Outside of the website, the project now lives at the University of Wisconsin-Milwaukee Library-Archives Department and also has gained additional sponsorship through Milwaukee Pride. We spoke to Schwamb about the lasting impacts of documenting Milwaukee’s LGBTQ+ history and what pride has come to mean for him over the years:

You’ve been involved in so many organizations over the years. What are you passionate about?

My passion now transformed from activism into more documenting our history. I think it’s going to be too easy for younger people to forget about the struggle that we had to be accepted the way we are now. I think it’s dangerous to forget that background because it’s too easy to slip back.

How did you get so involved in history?

History has always been in just one of my really heavy interests. I got involved when I moved to Milwaukee because I saw a lot of older buildings that I thought were great and needed to be preserved. So I became involved in historic preservation of Milwaukee architecture. I spent some time as a member of the Pabst Mansion…. As I became more involved in the gay community, I saw that there was history there that needed to be preserved as well. As a group, we wanted to start to interview some of these old time community leaders and find out their stories and learn more about why they became involved. So we started the oral history project.

What does the Black Nite Brawl symbolize to Milwaukee pride? Why is that a major event in our LGBT history?

I think it’s a major event because of Stonewall. I don’t think it would be remembered if it weren’t for Stonewall being kind of a follow up and a wider recognized instance of where gay people stood up for their rights I think it, it was important to Milwaukee’s gay community to say to themselves, yeah, we’re not putting up with this stuff. And then when you see the national, the major national event that is recognized it gives Milwaukeeans a sense of pride that we’re involved in those same things. We’re not behind the times. Often times we are helping to lay the groundwork to make these bigger things happen.

Can you talk about the significance of gay bars when you were coming of age versus for today’s generation?

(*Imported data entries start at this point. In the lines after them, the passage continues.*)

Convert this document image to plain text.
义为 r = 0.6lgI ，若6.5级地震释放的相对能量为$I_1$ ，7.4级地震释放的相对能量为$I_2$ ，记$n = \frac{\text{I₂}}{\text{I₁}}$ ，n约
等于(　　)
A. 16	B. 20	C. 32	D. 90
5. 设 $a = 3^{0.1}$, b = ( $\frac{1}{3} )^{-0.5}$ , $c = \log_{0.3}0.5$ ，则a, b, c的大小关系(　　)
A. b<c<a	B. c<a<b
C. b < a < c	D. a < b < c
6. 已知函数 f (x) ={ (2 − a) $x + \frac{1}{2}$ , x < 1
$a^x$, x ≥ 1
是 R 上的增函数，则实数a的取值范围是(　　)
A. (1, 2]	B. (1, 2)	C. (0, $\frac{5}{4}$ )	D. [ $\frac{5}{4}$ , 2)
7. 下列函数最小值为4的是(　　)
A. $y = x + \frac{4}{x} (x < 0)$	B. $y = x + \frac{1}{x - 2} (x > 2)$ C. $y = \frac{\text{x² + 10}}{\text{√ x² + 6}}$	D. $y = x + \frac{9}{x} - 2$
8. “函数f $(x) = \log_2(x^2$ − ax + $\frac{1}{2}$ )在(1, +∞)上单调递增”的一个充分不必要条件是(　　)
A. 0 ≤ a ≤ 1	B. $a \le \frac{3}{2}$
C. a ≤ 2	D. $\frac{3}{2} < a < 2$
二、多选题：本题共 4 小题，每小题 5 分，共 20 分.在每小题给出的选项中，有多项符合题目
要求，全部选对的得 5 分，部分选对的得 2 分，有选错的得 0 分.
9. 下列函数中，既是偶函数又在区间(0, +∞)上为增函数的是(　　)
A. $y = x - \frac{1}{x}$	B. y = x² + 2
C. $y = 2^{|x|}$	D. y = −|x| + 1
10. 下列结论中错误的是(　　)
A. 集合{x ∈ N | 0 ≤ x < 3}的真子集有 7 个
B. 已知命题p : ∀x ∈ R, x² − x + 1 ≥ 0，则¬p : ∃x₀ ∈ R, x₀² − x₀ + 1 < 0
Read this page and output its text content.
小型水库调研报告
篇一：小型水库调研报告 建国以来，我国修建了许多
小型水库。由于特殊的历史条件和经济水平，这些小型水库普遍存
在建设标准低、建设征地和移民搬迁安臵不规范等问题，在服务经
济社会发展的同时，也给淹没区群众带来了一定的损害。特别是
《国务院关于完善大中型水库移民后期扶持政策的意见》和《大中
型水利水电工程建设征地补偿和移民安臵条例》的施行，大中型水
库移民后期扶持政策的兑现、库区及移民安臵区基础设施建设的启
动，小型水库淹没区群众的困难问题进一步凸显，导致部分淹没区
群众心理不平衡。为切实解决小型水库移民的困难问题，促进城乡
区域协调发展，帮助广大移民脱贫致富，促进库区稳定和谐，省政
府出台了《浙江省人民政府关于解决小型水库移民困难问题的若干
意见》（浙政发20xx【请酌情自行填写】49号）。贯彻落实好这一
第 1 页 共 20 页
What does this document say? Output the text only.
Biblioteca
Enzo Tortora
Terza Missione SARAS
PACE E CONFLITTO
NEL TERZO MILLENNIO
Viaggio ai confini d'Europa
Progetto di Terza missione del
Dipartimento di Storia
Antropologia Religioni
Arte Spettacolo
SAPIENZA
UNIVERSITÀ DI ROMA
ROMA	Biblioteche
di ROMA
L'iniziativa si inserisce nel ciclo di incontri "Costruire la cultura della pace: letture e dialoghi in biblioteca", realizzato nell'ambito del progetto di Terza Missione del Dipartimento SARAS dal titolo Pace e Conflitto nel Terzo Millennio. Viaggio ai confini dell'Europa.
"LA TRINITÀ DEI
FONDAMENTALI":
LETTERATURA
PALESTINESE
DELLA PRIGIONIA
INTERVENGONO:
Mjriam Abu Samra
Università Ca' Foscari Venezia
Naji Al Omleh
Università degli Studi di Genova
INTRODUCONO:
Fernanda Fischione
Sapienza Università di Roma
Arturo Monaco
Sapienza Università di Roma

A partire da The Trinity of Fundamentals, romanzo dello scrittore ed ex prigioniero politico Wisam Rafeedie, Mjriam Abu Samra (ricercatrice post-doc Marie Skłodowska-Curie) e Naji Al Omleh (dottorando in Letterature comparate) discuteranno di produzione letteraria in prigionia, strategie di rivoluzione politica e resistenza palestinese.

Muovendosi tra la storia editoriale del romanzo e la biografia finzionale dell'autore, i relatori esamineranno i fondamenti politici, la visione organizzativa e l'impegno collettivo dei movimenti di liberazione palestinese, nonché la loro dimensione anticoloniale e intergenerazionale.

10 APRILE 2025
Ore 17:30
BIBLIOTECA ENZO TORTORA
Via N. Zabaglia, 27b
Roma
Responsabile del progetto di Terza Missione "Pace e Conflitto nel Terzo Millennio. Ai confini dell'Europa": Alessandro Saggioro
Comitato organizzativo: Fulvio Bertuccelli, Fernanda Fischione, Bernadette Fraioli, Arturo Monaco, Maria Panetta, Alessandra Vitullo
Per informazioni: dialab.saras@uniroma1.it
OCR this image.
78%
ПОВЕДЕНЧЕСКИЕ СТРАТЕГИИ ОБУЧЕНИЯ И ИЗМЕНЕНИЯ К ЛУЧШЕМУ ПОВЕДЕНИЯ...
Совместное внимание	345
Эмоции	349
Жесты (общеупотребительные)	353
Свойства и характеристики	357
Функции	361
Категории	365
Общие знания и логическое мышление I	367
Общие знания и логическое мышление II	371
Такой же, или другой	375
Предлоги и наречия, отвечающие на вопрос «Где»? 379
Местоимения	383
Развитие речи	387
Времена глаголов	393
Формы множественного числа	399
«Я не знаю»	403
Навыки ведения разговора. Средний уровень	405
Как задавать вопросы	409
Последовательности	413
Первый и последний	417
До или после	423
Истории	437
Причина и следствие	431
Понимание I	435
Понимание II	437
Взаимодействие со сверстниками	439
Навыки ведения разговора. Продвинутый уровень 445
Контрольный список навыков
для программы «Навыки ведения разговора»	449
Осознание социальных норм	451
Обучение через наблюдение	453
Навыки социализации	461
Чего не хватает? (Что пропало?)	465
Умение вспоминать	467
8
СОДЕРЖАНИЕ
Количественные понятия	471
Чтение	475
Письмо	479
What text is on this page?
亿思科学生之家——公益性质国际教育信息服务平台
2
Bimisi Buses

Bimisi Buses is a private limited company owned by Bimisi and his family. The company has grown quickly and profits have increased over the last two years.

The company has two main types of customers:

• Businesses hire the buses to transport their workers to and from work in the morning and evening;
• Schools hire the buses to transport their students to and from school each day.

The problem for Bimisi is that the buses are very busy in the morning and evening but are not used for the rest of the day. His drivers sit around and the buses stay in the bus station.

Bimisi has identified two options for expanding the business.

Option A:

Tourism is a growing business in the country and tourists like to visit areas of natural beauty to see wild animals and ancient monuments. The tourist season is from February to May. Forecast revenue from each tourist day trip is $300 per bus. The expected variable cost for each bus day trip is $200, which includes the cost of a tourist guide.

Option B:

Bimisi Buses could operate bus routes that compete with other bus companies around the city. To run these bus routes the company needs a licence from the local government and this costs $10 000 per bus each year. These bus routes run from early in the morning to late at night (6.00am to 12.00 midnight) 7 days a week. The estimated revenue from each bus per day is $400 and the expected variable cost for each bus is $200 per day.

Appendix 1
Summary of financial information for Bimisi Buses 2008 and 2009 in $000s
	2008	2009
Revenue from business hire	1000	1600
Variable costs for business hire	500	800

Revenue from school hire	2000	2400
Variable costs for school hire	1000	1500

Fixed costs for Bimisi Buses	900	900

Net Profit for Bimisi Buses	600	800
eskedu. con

Milwaukee has always had a strong gay bar presence. It is well documented that there are times when Milwaukee has had twice as many gay bars per capital than major cities like Chicago and New York. Why? I don’t know. Maybe it’s because we’re a bar town anyway. Many of us are somewhat lamenting the fact that there are fewer and fewer gay bars. And it’s not just the local trend, it’s a national trend. I think the reason is simply because we don’t have to hide in our own bars anymore. We can go to any bar and pretty much be accepted and vice versa. Other people accept us and we accept other people’s company more readily. Whereas before we had to hide who we are. I hope that we continue to have gay bars because it is still a place that we can go and socialize and strictly be ourselves.

Having been born in the 1950s, you’ve seen a lot of progress in acceptance of the LGBTQ+ community: from the criminalization of being gay to the pride flag flying over the governor’s office. How do you feel about seeing these strides in your lifetime?

When I was 20, you really had to worry about being arrested just for being gay, just for meeting other people like you and going to a gay bar or something like that. And while they might not arrest you and hold you for long, it was more harassment. And I think even that harassment has in many cases gone away.There are even now people who don’t want the police departments to be a part of a pride parade because they believe that for too long the police department’s repressed and a discriminated against and harassed the gay community and it’s hard forgive that kind of thing.

How do you think that symbolism of pride has transformed over the years from, you know, say the first pride to today?

The pride celebration is a way to continually remind the community as a whole, both gay people and straight people that this segment never wanted to be differentiated necessarily, but we kind of had to force it upon the community to accept us. Pride celebrations have evolved now to the point where straight people are fine going to them because they recognize that it’s another reason to celebrate. It’s another segment of the community that they live in and there’s nothing to fear.